After the belly hair is snug, I swivel the vise so the hook rides point up and tie in the Krystal Flash. Already I have to gird my loins against flights of fancy. I need at least one fly box full of classic Clousers before I'll allow myself to color outside the lines—which I've learned over the years can pay off on the water.
Take my shad flies, for example. Those were some beauties. One winter's night at the tying bench I completely gave in to a gaudy yarn fetish and tied a fly box of Clousers with hook shanks wrapped with hot pink and pearlescent yarns and holographic bellies of shimmering opal. Straight out of Cirque du Soleil, they were a little embarrassing to pull out at the public boat ramp but, man, did they whack the shad. And they weren't the only unconventional Clousers to come up big. Once, short on time before a week-long canoe trip down Ontario's Missinaibi River, I spat out copper-flash Franken-Clousers with tinsel highlights that would have sent Bob Clouser straight into sackcloth and ashes. When I pan-fried those walleyes over a cedar fire, though, I couldn't taste the ugly.
Back at the vise, I fight a temptation to pimp the fly. Wouldn't a little sprig of fuchsia chenille spruce things up a bit? Maybe a glass rattle? Not today. I tie in a back of chartreuse deer hair, stacked neatly and as trim as Clark Gable's mustache. Then I whip-finish the head wraps and dab Zap-a-Gap on the threads. There. A nice one, I'll admit.
I'm in full sweatshop mode, cranking them out. The Clouser's design makes it ride hook-point up, a huge benefit, but the tangled, rocky, rooty riverbottoms where I fish still eat Clousers like movie popcorn. I've never tied enough. I clamp another 2/0 hook in the vise jaws.
Right then, I'm hit with a moment's hesitation. There's a spot on my local striped bass river where a sandbar drops off into a deep trough with sides sheer as a tiger pit. It's the only real structure in that stretch of the river, and when the bite goes cold elsewhere, that trough always seems to hold fish. I've worked the stripers over pretty hard there in the past but I think I can do better—by doing things a little differently.
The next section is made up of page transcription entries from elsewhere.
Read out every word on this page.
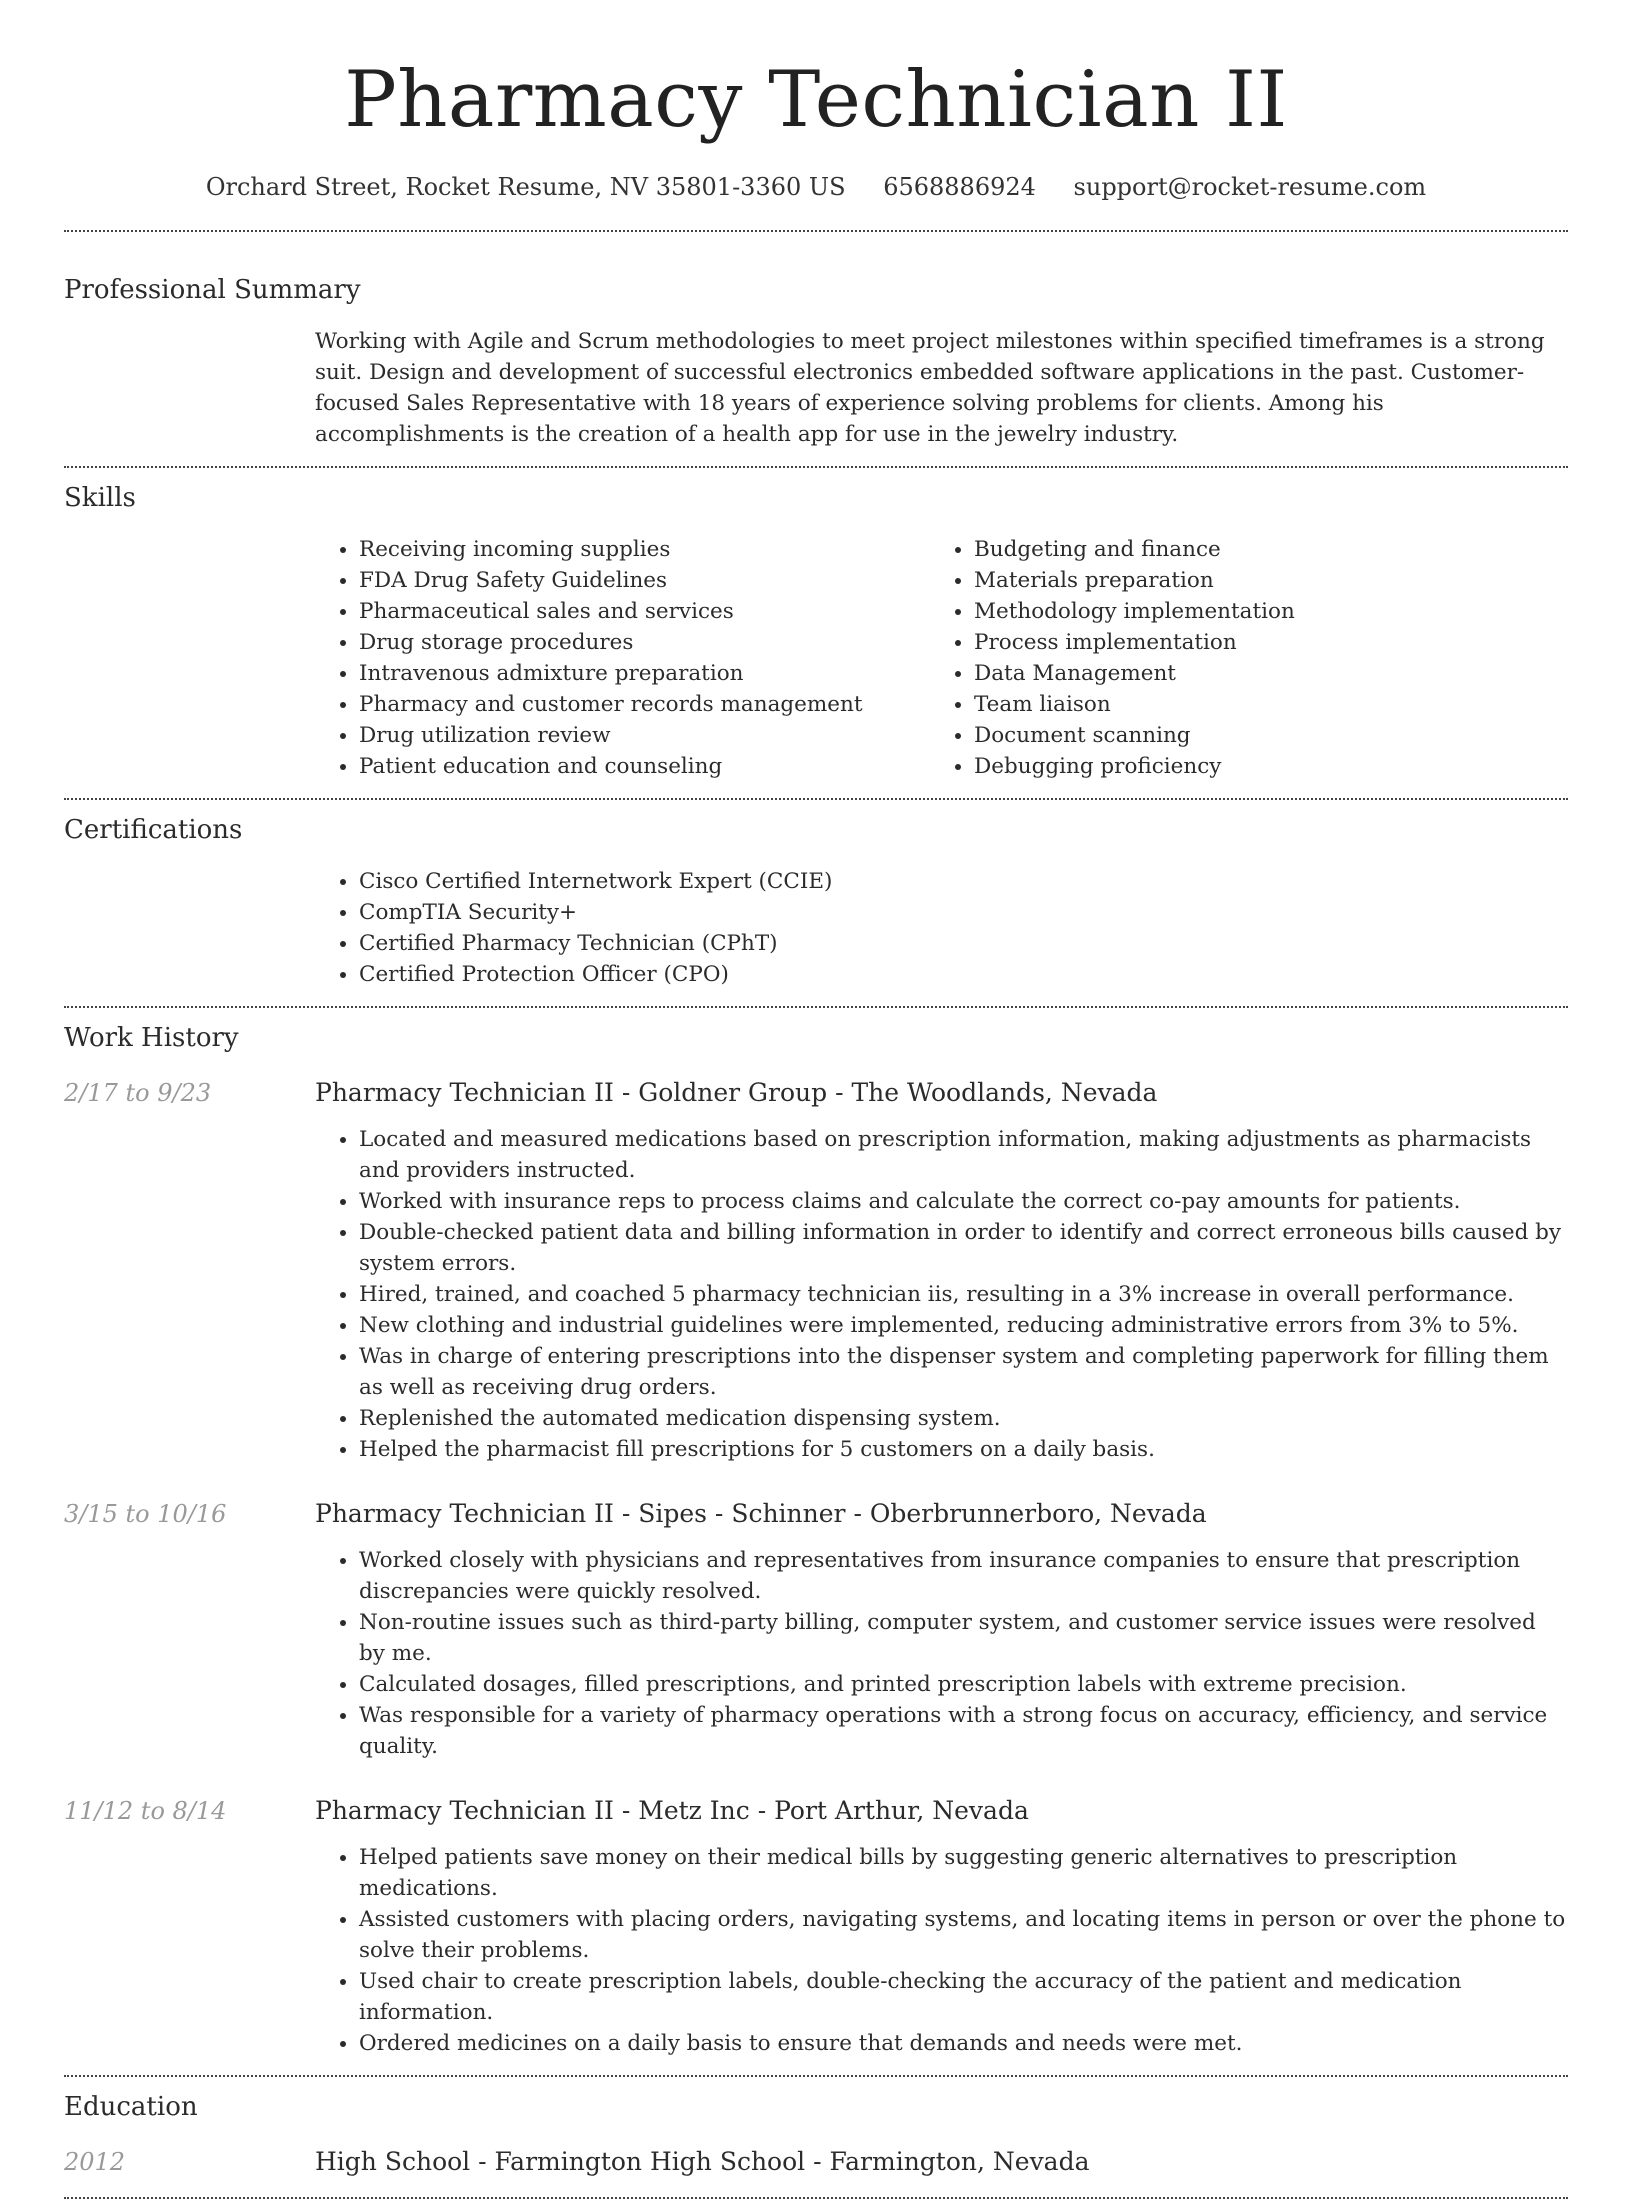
Pharmacy Technician II
Orchard Street, Rocket Resume, NV 35801-3360 US 6568886924 support@rocket-resume.com
Professional Summary
Working with Agile and Scrum methodologies to meet project milestones within specified timeframes is a strong suit. Design and development of successful electronics embedded software applications in the past. Customer-focused Sales Representative with 18 years of experience solving problems for clients. Among his accomplishments is the creation of a health app for use in the jewelry industry.
Skills
• Receiving incoming supplies
• FDA Drug Safety Guidelines
• Pharmaceutical sales and services
• Drug storage procedures
• Intravenous admixture preparation
• Pharmacy and customer records management
• Drug utilization review
• Patient education and counseling
• Budgeting and finance
• Materials preparation
• Methodology implementation
• Process implementation
• Data Management
• Team liaison
• Document scanning
• Debugging proficiency
Certifications
• Cisco Certified Internetwork Expert (CCIE)
• CompTIA Security+
• Certified Pharmacy Technician (CPhT)
• Certified Protection Officer (CPO)
Work History
2/17 to 9/23	Pharmacy Technician II - Goldner Group - The Woodlands, Nevada
• Located and measured medications based on prescription information, making adjustments as pharmacists and providers instructed.
• Worked with insurance reps to process claims and calculate the correct co-pay amounts for patients.
• Double-checked patient data and billing information in order to identify and correct erroneous bills caused by system errors.
• Hired, trained, and coached 5 pharmacy technician iis, resulting in a 3% increase in overall performance.
• New clothing and industrial guidelines were implemented, reducing administrative errors from 3% to 5%.
• Was in charge of entering prescriptions into the dispenser system and completing paperwork for filling them as well as receiving drug orders.
• Replenished the automated medication dispensing system.
• Helped the pharmacist fill prescriptions for 5 customers on a daily basis.
3/15 to 10/16	Pharmacy Technician II - Sipes - Schinner - Oberbrunnerboro, Nevada
• Worked closely with physicians and representatives from insurance companies to ensure that prescription discrepancies were quickly resolved.
• Non-routine issues such as third-party billing, computer system, and customer service issues were resolved by me.
• Calculated dosages, filled prescriptions, and printed prescription labels with extreme precision.
• Was responsible for a variety of pharmacy operations with a strong focus on accuracy, efficiency, and service quality.
11/12 to 8/14	Pharmacy Technician II - Metz Inc - Port Arthur, Nevada
• Helped patients save money on their medical bills by suggesting generic alternatives to prescription medications.
• Assisted customers with placing orders, navigating systems, and locating items in person or over the phone to solve their problems.
• Used chair to create prescription labels, double-checking the accuracy of the patient and medication information.
• Ordered medicines on a daily basis to ensure that demands and needs were met.
Education
2012	High School - Farmington High School - Farmington, Nevada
I shut my eyes and imagine that trough—current ripping down the sandbar, stripers nosing into the flow. I place the dumbbell eyes in their customary position, then move them about an eighth of an inch toward the hook eye. It's going to crowd the eye, but more heft toward the head will make this Clouser drop like an anchor through a river roiling with spring rains—down into the bottom of the trough where big striped bass stricken with zugunruhe won't turn down a little deer-hair manna from heaven.